Bebocap, mode d’emploi
« Tu ouvres l’appli, tu prends une photo de haut du crâne du bébé », décrit Nicolas. Thibaut poursuit : « l’appli te donne une mire et tu mets la tête du bébé dedans un peu comme un photomaton, avec l’indication du nez et des oreilles pour donner une première orientation ». « Ensuite, reprend Nicolas, notre algorithme calcule des scores de symétrie et l’appli affiche les résultats. Ces « scores » sont donnés pour faire savoir s’il y a un problème évident, ou léger. À partir d’un certain seuil, elle envoie un message disant en l’espèce « n’hésitez pas à aller voir votre pédiatre », par exemple, ou « parlez-en au prochain rdv »… »
Le monsieur te dit
« Je préfère répéter, avoue Thibaut, que l’on ne substitue pas du tout au diagnostic, le message Bebocap délivré à la suite des résultats sera plus ou moins pressant mais on ne dira jamais non plus : « pas besoin d’y aller ». Le seul habilité à établir un diagnostic, c’est le pédiatre ».

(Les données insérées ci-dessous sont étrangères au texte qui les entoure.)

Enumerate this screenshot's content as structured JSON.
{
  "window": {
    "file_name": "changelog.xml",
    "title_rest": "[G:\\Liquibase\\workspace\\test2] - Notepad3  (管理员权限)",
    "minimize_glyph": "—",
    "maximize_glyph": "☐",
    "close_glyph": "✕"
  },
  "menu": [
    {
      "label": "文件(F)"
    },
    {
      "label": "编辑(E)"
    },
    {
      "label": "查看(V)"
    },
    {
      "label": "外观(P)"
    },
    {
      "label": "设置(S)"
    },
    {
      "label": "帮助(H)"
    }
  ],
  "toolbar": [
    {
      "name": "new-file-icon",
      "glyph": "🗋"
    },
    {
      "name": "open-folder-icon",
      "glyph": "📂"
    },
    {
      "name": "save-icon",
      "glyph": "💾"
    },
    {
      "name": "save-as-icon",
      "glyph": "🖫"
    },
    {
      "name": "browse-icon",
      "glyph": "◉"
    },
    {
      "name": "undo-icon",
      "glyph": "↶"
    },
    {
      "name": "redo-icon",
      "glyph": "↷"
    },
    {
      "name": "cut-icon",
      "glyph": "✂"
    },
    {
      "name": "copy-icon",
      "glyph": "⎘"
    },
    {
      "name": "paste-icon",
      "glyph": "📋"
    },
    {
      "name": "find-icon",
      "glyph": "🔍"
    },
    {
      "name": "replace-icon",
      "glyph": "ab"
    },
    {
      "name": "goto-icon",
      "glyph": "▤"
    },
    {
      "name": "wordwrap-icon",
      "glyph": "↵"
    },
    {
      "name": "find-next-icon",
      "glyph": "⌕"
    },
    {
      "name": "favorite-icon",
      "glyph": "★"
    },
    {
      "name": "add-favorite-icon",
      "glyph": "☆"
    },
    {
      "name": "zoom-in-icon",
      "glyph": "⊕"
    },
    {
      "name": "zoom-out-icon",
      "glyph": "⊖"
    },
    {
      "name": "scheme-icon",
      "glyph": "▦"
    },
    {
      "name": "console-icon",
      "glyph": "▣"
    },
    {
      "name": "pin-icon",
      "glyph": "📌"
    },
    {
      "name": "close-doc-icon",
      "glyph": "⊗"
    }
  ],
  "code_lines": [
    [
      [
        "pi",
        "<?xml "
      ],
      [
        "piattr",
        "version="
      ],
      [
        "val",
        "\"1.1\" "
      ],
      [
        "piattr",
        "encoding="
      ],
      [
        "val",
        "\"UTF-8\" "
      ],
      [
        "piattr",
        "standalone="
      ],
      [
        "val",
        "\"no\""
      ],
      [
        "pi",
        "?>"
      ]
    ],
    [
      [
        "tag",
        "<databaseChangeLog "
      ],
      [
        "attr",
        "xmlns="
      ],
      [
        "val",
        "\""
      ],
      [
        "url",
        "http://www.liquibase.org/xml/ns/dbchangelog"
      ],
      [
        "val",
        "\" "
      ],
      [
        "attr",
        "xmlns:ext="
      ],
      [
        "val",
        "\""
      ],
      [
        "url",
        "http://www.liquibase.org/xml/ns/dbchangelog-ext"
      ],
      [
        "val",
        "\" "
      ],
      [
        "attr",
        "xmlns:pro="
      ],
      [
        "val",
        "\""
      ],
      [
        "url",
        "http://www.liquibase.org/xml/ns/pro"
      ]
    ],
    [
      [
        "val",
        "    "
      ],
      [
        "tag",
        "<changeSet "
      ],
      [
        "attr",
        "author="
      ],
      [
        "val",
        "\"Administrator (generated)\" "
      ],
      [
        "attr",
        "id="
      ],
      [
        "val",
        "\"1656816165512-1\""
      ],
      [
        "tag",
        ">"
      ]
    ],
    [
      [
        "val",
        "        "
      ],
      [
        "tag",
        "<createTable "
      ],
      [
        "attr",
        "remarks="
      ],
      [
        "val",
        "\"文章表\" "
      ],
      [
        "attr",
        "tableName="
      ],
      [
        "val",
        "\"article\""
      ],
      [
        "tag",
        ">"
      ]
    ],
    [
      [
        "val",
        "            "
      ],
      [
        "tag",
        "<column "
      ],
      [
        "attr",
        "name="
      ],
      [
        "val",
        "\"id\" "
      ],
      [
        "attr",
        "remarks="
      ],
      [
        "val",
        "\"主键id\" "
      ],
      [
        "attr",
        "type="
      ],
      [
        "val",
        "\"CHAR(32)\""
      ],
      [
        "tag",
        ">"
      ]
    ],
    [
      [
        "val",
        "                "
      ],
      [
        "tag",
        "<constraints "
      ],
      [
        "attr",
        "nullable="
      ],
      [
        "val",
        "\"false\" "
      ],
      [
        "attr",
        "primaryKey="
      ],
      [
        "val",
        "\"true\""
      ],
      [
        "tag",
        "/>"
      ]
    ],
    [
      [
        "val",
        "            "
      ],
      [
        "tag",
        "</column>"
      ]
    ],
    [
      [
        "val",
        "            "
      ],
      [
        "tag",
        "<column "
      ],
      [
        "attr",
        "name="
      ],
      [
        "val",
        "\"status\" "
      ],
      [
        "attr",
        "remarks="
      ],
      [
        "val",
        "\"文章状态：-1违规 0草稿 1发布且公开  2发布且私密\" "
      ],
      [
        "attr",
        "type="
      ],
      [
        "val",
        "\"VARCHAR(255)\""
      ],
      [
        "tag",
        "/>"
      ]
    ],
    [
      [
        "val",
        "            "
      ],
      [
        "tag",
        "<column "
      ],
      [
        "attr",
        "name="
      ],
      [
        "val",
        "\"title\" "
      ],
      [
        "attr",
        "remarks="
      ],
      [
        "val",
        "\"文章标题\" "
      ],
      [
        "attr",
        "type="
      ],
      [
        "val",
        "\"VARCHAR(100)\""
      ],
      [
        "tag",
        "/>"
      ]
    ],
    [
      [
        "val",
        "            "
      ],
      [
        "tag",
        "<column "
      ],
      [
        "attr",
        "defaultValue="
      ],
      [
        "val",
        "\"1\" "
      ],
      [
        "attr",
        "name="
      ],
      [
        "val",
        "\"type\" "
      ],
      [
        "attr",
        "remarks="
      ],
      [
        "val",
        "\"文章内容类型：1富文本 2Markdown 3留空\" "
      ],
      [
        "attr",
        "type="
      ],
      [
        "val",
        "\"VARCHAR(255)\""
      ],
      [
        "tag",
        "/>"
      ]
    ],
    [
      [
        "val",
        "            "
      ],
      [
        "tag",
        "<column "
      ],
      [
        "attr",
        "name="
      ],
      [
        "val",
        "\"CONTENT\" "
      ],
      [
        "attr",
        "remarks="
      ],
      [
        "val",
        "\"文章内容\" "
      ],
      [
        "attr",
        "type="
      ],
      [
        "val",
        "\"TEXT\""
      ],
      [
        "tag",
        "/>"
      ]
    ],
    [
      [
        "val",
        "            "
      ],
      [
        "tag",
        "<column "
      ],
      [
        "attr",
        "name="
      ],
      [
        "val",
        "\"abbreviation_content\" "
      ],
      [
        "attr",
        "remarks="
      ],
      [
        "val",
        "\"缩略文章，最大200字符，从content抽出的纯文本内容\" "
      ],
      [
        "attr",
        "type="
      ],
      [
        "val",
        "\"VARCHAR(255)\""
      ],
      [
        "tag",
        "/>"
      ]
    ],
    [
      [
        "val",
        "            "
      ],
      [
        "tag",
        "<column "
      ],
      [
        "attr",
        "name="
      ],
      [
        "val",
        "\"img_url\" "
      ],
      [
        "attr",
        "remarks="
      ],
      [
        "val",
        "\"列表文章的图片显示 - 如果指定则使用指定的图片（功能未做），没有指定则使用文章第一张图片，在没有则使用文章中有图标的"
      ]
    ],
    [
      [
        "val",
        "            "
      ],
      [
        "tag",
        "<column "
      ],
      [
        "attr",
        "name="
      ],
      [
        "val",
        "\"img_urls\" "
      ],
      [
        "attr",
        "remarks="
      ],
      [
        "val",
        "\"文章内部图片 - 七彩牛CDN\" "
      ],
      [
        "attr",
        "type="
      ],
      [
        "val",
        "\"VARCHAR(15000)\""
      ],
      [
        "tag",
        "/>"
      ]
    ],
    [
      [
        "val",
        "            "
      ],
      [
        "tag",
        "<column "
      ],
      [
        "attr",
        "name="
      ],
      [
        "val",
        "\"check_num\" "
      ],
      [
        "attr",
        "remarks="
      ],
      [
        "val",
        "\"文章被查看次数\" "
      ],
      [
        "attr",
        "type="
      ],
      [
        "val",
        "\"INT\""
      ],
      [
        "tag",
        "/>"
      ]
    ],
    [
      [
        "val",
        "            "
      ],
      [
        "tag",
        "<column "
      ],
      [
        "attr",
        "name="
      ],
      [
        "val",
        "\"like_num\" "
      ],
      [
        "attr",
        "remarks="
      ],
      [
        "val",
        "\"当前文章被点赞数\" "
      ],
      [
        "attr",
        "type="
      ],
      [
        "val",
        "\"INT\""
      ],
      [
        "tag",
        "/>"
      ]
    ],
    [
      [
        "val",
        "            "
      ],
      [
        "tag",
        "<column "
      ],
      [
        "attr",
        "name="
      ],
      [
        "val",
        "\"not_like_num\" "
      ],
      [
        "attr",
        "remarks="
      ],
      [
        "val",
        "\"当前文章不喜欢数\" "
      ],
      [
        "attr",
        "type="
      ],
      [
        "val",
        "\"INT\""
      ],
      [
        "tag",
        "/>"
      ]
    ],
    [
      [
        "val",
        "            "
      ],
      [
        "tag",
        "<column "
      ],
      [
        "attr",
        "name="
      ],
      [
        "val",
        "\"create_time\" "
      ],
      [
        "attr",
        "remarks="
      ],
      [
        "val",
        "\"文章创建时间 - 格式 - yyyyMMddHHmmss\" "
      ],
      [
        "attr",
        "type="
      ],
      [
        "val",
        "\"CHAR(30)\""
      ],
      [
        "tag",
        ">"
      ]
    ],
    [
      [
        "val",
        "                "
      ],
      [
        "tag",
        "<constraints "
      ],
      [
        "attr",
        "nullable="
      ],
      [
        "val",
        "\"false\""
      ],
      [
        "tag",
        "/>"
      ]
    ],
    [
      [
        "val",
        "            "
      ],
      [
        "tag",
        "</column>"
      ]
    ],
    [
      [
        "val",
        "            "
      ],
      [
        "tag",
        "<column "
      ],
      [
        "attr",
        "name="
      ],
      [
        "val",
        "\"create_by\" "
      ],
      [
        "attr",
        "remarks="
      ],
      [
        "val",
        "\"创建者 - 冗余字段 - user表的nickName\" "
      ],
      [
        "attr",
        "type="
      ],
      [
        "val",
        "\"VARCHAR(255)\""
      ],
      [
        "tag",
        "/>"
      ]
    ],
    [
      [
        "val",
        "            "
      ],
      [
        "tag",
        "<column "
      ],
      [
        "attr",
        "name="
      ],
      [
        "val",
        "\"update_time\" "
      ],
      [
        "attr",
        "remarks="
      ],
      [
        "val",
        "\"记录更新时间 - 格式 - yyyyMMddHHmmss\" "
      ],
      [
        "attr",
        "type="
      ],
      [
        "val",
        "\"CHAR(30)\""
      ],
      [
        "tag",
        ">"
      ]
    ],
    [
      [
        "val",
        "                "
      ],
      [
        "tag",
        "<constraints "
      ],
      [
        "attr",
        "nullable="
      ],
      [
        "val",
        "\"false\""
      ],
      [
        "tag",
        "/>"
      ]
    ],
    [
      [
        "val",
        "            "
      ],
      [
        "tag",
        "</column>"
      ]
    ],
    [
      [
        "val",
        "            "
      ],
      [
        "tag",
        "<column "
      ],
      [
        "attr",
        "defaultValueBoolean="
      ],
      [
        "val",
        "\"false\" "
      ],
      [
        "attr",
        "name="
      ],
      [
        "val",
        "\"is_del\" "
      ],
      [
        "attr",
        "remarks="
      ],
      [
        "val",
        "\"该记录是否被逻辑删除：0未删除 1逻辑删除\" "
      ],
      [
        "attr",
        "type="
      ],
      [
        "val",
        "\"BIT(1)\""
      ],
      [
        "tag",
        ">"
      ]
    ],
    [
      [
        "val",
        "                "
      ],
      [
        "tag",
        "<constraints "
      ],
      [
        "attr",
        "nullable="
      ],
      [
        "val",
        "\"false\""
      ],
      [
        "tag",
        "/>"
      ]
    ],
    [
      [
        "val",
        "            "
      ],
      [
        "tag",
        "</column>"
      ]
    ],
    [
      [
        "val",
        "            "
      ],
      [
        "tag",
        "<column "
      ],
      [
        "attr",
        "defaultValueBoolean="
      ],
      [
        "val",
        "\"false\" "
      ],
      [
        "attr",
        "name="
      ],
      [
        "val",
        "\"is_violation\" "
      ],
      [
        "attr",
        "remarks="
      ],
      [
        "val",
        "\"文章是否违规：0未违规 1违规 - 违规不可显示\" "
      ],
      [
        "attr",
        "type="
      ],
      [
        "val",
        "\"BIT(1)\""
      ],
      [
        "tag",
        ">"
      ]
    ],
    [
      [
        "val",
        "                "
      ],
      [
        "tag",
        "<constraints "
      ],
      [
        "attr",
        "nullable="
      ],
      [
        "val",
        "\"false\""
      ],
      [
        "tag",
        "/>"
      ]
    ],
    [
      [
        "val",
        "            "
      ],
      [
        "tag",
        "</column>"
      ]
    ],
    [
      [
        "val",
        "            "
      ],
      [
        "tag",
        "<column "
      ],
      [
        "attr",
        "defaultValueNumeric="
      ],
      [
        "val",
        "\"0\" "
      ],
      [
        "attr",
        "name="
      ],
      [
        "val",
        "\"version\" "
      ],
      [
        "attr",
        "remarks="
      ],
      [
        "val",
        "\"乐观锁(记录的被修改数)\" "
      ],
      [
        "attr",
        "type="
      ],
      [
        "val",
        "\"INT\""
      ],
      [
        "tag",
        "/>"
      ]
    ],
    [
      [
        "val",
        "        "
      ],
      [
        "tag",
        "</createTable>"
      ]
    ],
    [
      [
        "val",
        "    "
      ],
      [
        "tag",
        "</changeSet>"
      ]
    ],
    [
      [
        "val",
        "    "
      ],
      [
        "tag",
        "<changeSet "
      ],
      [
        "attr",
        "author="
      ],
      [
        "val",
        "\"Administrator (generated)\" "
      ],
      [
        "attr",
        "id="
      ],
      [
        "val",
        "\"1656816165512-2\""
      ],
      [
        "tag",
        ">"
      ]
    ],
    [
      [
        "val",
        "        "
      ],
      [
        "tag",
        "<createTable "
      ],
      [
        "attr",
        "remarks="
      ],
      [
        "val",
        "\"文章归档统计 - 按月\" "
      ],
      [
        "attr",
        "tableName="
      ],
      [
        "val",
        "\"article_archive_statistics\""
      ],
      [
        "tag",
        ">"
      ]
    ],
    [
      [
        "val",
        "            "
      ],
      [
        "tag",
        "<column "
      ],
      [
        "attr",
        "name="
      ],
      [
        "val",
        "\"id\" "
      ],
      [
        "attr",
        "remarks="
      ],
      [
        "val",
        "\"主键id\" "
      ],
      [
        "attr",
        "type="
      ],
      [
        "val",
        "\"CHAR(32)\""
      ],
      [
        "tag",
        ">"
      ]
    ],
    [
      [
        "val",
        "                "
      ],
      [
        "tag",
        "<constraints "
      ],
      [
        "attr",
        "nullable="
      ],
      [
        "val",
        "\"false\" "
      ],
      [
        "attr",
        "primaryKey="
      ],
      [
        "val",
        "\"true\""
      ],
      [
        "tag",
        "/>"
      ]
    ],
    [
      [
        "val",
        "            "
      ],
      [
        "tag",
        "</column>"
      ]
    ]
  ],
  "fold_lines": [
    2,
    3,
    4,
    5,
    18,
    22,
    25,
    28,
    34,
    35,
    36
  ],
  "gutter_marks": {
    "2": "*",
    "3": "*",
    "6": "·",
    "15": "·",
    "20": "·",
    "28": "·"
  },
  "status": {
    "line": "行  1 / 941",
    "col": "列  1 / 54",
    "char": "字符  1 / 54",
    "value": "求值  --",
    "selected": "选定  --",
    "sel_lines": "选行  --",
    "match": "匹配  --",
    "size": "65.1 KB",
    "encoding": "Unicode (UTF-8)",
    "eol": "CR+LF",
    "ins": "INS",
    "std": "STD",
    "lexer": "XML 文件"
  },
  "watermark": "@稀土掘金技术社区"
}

La perpendiculaire des oreilles
« La mesure des oreilles est une première symétrie facile à faire, reprend Nicolas, on regarde si la perpendiculaire est plus ou moins bonne, là on sait tout de suite si la déformation est lourde au point de déplacer l’axe des oreilles, ou pas… Sans parler de déformation complète, les scores sur Bebocap permettent justement de voir et constater un côté un peu plat ou l’arrière de la tête aussi ».
Alerte coussins
« Un arrière de tête plat, continue-t-il, est un cas qui se retrouve souvent avec ces coussins vendus pour soi-disant prévenir ce genre de déformations du crâne alors qu’ils bloquent la tête du nourrisson qui est donc sur le dos et qui ne peut pas bouger sa tête vers la droite ou la gauche… ».
De fil en aiguille
D’après lui, « on était parti sur l’idée de continuer à développer le projet après le hackathon parce que c’est un projet qui nous intéresse. Maintenant, on voit pas mal de gens qui nous incitent à partir sur le côté start-up. C’est vrai qu’on a encore pas mal de boulot devant nous, pour les versions finales comme sur l’algorithme. Or, pour faire vivre le projet, il devient nécessaire de trouver des financements… ».
One shot ou suivi
« Ce qui va sortir d’abord, c’est une appli gratuite pour sensibiliser les parents. Il va y avoir les parents avec un bébé sans aucun problème de ce type et pour lesquels cette version sera donc amplement suffisante. En revanche, pour les autres, avoir une application de suivi est pertinent et peut nous permettre de faire payer justement ce suivi, pour juste continuer le développement et travailler à d’autres extensions au projet, notamment un « video baby phone »… ».
Extensions de l’application
« Via les nombreux retours à la Cité des Sciences, on a d’autres idées encore, notamment grâce aux kiné. Eux aussi voient des nourrissons, pour les bronchiolites par exemple : ils ont encore des règles à manchette pour faire de la prévention alors qu’avec une appli comme la nôtre, ils pourraient avoir des mesures plus précises ».
Feedbacks utilisateurs
« On a vu aussi de potentiels futurs parents qui avaient l’air intéressés et d’ailleurs, la plupart de leurs questions se divisaient en deux thèmes : l’utilisation des données et l’aspect trop alarmiste. Mais notre volonté, c’est de montrer sans démontrer avec des choses trash. Ce que l’on souhaite, c’est faire de la prévention, pas de l’alarmisme ». Exposer, pas exhiber.